353. Der Judenstein

[331] Im Jahre 1462 ist es zu Tirol im Dorfe Rinn geschehen, daß etliche Juden einen armen Bauer durch eine große Menge Geld dahin brachten, ihnen sein kleines Kind hinzugeben. Sie nahmen es mit hinaus in den Wald und marterten es dort auf einem großen Stein, seitdem der Judenstein genannt, auf die entsetzlichste Weise zu Tod.
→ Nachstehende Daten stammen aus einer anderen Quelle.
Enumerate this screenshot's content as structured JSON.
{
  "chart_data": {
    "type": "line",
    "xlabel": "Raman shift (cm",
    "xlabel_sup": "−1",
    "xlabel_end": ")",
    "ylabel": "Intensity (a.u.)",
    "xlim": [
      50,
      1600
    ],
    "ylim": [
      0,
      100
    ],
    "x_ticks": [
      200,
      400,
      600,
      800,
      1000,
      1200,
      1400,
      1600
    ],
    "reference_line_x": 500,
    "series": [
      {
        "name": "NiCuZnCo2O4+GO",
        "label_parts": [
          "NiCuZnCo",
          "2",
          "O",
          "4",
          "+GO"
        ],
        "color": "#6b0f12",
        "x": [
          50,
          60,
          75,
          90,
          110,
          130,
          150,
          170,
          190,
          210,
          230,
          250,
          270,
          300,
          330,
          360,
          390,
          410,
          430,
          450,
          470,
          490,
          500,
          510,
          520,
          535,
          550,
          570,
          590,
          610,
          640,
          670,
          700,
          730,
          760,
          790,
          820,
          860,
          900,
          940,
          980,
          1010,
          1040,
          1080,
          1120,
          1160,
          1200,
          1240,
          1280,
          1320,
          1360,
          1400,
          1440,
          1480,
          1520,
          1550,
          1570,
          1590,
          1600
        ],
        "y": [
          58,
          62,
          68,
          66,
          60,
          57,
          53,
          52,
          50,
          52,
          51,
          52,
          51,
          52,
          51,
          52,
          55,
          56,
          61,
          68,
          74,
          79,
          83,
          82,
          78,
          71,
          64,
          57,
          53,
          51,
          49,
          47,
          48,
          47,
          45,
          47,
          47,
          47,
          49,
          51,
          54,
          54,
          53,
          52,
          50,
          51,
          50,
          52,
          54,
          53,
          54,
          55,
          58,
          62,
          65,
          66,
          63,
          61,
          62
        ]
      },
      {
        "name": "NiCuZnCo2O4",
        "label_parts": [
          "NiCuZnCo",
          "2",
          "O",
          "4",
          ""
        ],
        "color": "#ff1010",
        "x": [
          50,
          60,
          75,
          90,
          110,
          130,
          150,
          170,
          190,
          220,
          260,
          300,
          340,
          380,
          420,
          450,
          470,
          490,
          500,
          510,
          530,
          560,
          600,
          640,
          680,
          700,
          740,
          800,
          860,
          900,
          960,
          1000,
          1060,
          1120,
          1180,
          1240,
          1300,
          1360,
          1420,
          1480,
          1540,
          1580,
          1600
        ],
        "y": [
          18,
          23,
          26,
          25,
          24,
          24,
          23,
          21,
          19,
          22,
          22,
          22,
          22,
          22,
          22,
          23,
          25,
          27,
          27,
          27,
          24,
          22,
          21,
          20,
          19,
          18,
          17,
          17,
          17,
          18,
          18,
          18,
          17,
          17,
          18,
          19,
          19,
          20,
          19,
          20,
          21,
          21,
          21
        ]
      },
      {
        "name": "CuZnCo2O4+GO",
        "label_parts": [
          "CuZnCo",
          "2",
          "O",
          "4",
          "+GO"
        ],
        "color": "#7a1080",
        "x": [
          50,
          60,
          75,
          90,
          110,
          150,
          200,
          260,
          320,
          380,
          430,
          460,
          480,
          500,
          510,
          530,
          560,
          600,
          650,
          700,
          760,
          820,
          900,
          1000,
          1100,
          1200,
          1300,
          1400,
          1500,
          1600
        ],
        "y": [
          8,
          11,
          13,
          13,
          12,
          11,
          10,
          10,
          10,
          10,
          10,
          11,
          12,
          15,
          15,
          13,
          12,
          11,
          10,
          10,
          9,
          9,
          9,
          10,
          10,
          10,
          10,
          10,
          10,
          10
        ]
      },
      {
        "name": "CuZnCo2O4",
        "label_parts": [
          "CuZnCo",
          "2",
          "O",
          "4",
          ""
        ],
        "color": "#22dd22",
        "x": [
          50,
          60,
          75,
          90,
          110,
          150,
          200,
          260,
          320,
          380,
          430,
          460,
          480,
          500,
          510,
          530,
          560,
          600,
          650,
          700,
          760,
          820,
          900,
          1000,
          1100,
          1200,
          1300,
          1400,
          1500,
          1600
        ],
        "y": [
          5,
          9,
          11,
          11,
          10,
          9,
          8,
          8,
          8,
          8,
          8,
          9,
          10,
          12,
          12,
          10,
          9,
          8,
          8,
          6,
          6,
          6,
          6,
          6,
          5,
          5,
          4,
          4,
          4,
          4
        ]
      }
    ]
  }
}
Den zerstochenen Leichnam hingen sie darnach an einen unfern einer Brücke stehenden Birkenbaum. Die Mutter des Kindes arbeitete gerade im Feld, als der Mord[331] geschah; auf einmal kamen ihr Gedanken an ihr Kind, und ihr wurde, ohne daß sie wußte warum, so angst; indem fielen auch drei frische Blutstropfen nacheinander auf ihre Hand. Voll Herzensbangigkeit eilte sie heim und begehrte nach ihrem Kind. Der Mann zog sie in die Kammer, gestand, was er getan, und wollte ihr nun das schöne Geld zeigen, das sie aus aller Armut befreie, aber es war all in Laub verwandelt. Da ward der Vater wahnsinnig und grämte sich tot, aber die Mutter ging aus und suchte ihr Kindlein, und als sie es an dem Baum hängend gefunden, nahm sie es unter heißen Tränen herab und trug es in die Kirche nach Rinn. Noch jetzt liegt es dort und wird vom Volk als ein heiliges Kind betrachtet. Auch der Judenstein ist dorthin gebracht. Der Sage nach hieb ein Hirt den Baum ab, an dem das Kindlein gehangen, aber als er ihn nach Haus tragen wollte, brach er ein Bein und mußte daran sterben.

Quelle:
Jacob und Wilhelm Grimm: Deutsche Sagen. Zwei Bände in einem Band. München [1965], S. 331-332.